Analisis peran Marzuki Darusman sebagai Jaksa Agung di era transisi reformasi, fokus pada tantangan penanganan kasus pelanggaran HAM masa lalu dan warisan yang ditinggalkannya.

Marzuki Darusman - Berita Dua

Marzuki Darusman menjabat sebagai Jaksa Agung pada periode yang sangat krusial: masa transisi dari Orde Baru ke era reformasi. Ekspektasi publik terhadap penegakan hukum, khususnya dalam penuntasan kasus-kasus pelanggaran HAM masa lalu, sangat tinggi. Sebagai mantan aktivis HAM, Marzuki diharapkan mampu menjawab ekspektasi tersebut. Namun realitasnya jauh lebih kompleks. Ketika Marzuki memimpin kejaksaan, Indonesia sedang bergulat dengan warisan kelam pelanggaran HAM. Kasus penembakan mahasiswa Trisakti dan Semanggi, kerusuhan Mei 1998, penghilangan paksa aktivis, dan pelanggaran HAM di Timor Timur dan Aceh adalah beberapa di antaranya.

Publik menuntut agar para pelaku diadili, namun realitas politik dan hukum saat itu sangat tidak mendukung. Marzuki berusaha mendorong penyelidikan dan penyidikan kasus-kasus tersebut, namun menghadapi hambatan yang luar biasa. Institusi kejaksaan sendiri masih menyimpan banyak loyalis Orde Baru yang enggan memproses kasus-kasus sensitif. Selain itu, TNI dan Polri yang menjadi pihak terlapor juga tidak kooperatif, bahkan cenderung menghalangi proses hukum. Salah satu kontribusi penting Marzuki adalah dukungannya terhadap pembentukan Pengadilan HAM Ad Hoc untuk kasus Timor Timur.
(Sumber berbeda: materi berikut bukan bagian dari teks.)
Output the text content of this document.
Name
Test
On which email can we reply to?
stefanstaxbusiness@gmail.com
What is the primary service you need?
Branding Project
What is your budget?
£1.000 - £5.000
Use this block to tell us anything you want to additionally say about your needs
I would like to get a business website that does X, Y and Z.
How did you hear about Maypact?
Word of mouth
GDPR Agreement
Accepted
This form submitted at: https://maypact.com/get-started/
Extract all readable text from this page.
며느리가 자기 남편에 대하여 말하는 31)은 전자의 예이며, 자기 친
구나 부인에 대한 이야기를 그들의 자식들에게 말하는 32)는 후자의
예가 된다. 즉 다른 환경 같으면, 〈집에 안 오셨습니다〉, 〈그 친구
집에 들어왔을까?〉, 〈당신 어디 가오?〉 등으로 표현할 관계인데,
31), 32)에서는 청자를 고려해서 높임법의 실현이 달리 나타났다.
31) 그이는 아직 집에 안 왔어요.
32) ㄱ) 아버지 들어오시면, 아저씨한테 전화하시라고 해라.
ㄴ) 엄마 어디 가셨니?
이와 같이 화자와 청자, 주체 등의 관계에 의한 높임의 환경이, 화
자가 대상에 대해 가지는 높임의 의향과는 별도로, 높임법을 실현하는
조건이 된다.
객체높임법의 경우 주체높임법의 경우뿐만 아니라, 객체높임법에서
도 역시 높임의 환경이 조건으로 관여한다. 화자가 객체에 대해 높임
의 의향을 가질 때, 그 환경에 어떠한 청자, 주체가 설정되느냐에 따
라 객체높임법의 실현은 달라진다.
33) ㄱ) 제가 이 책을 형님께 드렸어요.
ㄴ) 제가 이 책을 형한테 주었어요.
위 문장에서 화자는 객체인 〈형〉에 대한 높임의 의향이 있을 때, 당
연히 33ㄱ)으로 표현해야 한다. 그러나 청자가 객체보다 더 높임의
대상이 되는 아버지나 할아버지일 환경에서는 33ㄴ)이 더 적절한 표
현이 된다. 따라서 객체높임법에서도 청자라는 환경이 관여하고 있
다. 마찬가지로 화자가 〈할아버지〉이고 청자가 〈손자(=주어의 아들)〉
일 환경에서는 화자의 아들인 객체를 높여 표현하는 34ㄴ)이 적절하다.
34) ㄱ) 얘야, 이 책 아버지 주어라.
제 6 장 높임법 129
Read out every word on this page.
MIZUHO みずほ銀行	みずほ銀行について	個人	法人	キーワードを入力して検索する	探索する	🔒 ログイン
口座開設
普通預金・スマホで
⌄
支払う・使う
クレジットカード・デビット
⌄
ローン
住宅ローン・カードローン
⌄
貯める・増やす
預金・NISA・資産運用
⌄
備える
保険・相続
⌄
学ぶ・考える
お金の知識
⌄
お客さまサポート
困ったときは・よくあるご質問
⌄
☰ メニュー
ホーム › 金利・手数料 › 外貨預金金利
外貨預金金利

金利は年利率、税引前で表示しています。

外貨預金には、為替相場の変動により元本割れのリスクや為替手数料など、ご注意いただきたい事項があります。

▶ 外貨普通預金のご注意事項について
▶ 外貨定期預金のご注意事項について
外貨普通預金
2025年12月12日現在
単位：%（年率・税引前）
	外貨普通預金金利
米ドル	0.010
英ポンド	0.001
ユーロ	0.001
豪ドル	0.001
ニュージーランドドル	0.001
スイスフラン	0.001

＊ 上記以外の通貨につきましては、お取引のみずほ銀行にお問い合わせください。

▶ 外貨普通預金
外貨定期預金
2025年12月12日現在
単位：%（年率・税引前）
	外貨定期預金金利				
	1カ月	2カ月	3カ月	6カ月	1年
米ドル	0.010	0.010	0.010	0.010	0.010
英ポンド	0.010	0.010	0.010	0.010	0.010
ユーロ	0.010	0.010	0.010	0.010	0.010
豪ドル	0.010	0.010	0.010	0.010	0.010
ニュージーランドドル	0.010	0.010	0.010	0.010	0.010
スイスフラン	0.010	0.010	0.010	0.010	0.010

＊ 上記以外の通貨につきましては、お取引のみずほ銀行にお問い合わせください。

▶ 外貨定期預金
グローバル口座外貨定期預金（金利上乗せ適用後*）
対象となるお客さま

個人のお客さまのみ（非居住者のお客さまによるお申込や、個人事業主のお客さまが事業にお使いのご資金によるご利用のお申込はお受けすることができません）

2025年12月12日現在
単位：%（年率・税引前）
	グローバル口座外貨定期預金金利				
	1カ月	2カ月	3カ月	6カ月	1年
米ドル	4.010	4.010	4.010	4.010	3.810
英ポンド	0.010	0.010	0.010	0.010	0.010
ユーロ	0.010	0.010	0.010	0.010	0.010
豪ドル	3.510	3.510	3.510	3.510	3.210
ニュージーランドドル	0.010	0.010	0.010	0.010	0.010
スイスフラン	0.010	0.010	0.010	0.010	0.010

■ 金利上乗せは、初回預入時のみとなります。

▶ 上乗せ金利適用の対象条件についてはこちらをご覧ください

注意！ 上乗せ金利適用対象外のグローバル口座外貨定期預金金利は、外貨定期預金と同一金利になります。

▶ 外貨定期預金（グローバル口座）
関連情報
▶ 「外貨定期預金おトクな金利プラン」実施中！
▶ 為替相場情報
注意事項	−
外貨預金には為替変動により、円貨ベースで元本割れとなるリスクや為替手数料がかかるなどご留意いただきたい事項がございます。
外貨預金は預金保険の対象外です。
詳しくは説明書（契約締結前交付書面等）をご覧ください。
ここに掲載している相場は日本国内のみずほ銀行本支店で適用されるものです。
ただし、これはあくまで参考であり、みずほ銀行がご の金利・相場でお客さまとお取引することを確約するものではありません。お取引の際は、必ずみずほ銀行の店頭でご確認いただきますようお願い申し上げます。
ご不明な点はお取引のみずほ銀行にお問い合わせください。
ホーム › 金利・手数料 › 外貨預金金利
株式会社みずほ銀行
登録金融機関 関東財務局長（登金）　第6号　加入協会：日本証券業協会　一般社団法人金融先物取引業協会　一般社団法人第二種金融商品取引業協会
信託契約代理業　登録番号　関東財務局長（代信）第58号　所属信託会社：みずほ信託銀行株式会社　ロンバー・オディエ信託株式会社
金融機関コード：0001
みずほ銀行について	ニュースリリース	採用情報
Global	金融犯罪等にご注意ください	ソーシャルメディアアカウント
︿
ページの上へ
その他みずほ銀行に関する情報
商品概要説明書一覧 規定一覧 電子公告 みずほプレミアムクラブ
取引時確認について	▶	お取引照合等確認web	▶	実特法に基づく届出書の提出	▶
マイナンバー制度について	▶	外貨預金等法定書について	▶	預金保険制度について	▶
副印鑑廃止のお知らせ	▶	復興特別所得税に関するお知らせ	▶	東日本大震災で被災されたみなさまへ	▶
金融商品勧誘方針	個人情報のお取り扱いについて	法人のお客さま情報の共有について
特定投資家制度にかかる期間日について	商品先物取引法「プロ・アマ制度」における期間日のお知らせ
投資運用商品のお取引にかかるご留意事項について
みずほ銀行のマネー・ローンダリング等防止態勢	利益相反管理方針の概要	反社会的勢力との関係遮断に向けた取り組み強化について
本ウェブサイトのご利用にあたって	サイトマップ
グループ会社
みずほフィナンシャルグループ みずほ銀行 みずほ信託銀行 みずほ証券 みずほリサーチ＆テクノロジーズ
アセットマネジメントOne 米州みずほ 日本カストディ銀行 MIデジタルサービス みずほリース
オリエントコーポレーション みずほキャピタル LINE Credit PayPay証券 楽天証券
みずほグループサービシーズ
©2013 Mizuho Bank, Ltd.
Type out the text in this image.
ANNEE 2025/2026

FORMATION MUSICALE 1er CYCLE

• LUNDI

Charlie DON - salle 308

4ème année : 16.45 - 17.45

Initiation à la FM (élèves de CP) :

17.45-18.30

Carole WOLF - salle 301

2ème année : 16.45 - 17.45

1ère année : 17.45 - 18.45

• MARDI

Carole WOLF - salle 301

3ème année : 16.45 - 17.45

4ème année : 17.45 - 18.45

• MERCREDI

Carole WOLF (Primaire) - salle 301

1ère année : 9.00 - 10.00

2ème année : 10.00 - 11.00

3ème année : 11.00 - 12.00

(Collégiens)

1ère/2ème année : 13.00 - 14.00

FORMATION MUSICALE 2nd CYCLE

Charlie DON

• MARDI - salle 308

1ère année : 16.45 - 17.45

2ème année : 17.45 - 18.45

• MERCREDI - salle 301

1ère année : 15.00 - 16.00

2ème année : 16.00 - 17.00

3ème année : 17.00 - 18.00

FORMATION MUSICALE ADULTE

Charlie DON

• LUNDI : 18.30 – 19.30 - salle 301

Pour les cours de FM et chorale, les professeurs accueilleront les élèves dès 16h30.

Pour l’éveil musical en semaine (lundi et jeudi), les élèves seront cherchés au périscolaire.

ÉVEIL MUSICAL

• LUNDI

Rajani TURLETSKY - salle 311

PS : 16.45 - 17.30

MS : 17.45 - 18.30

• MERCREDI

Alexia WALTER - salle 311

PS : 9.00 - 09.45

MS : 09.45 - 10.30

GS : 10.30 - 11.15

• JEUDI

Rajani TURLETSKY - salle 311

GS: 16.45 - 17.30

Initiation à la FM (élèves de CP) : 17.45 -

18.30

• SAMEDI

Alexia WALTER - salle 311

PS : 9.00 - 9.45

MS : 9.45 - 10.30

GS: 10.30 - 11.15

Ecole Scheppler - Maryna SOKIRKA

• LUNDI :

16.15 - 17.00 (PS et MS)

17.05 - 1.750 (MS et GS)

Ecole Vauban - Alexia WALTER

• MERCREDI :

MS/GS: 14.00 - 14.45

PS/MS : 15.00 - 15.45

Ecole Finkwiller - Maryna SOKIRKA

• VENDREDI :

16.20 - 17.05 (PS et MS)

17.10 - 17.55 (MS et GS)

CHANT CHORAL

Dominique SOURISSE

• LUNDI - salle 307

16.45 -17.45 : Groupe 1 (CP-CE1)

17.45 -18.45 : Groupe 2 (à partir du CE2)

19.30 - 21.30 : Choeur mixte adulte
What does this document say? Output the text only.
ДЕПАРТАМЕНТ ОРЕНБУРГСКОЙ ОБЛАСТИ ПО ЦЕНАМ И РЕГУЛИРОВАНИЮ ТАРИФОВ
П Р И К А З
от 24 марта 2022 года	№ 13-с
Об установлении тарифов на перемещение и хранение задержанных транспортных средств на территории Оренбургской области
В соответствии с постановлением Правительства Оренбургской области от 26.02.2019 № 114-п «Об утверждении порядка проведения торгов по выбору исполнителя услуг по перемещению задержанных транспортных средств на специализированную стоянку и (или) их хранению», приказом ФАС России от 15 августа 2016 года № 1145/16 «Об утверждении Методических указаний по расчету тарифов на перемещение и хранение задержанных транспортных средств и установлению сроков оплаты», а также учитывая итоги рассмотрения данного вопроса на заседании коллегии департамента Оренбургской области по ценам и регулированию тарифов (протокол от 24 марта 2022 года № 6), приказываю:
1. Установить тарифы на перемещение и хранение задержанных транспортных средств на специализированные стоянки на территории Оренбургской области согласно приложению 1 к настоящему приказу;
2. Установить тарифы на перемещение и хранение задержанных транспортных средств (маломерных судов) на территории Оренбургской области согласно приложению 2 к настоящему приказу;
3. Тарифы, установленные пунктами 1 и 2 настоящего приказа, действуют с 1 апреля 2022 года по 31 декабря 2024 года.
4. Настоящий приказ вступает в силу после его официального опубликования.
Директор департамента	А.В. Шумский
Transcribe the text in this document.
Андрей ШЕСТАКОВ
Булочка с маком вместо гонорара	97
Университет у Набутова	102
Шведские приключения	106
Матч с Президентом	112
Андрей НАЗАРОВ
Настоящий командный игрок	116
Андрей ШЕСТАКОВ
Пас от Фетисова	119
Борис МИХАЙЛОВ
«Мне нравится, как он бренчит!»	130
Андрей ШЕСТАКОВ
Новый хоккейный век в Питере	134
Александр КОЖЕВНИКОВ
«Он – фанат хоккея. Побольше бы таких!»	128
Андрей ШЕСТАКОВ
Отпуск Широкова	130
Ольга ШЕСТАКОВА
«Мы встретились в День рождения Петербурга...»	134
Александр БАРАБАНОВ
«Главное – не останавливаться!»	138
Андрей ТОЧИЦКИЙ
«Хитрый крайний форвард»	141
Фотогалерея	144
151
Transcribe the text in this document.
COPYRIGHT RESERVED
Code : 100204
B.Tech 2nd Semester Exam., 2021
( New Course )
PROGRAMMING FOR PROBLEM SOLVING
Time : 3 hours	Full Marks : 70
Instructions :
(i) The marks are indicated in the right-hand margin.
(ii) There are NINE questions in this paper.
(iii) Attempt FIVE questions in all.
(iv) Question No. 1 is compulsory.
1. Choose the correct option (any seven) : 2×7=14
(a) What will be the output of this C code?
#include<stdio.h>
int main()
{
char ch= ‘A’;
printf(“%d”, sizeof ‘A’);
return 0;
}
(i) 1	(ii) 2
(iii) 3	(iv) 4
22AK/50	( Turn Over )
Meskipun prosesnya tidak berjalan mulus dan hasilnya menuai banyak kritik, langkah ini merupakan tonggak sejarah karena untuk pertama kalinya Indonesia mengadili kasus pelanggaran HAM berat melalui mekanisme peradilan formal. Namun harus diakui bahwa hasil akhirnya mengecewakan banyak pihak. Dari belasan terdakwa yang diajukan ke pengadilan, sebagian besar dibebaskan. Kejaksaan dikritik karena dinilai tidak cukup kuat dalam mengajukan bukti dan argumen hukum. Marzuki sendiri mengakui adanya kelemahan ini, namun berdalih bahwa keterbatasan akses terhadap bukti dan saksi menjadi kendala utama. Pengalaman Marzuki di kejaksaan menunjukkan betapa sulitnya menegakkan keadilan di masa transisi politik.

Idealisme HAM yang ia bawa sebagai aktivis harus berhadapan dengan realitas politik dan kelembagaan yang kompleks. Meskipun hasilnya tidak sepenuhnya memuaskan, keberaniannya mendorong agenda HAM di tengah resistensi yang kuat layak diapresiasi. Pembelajaran dari era Marzuki inilah yang kemudian menjadi landasan bagi pengembangan mekanisme peradilan HAM di masa-masa selanjutnya.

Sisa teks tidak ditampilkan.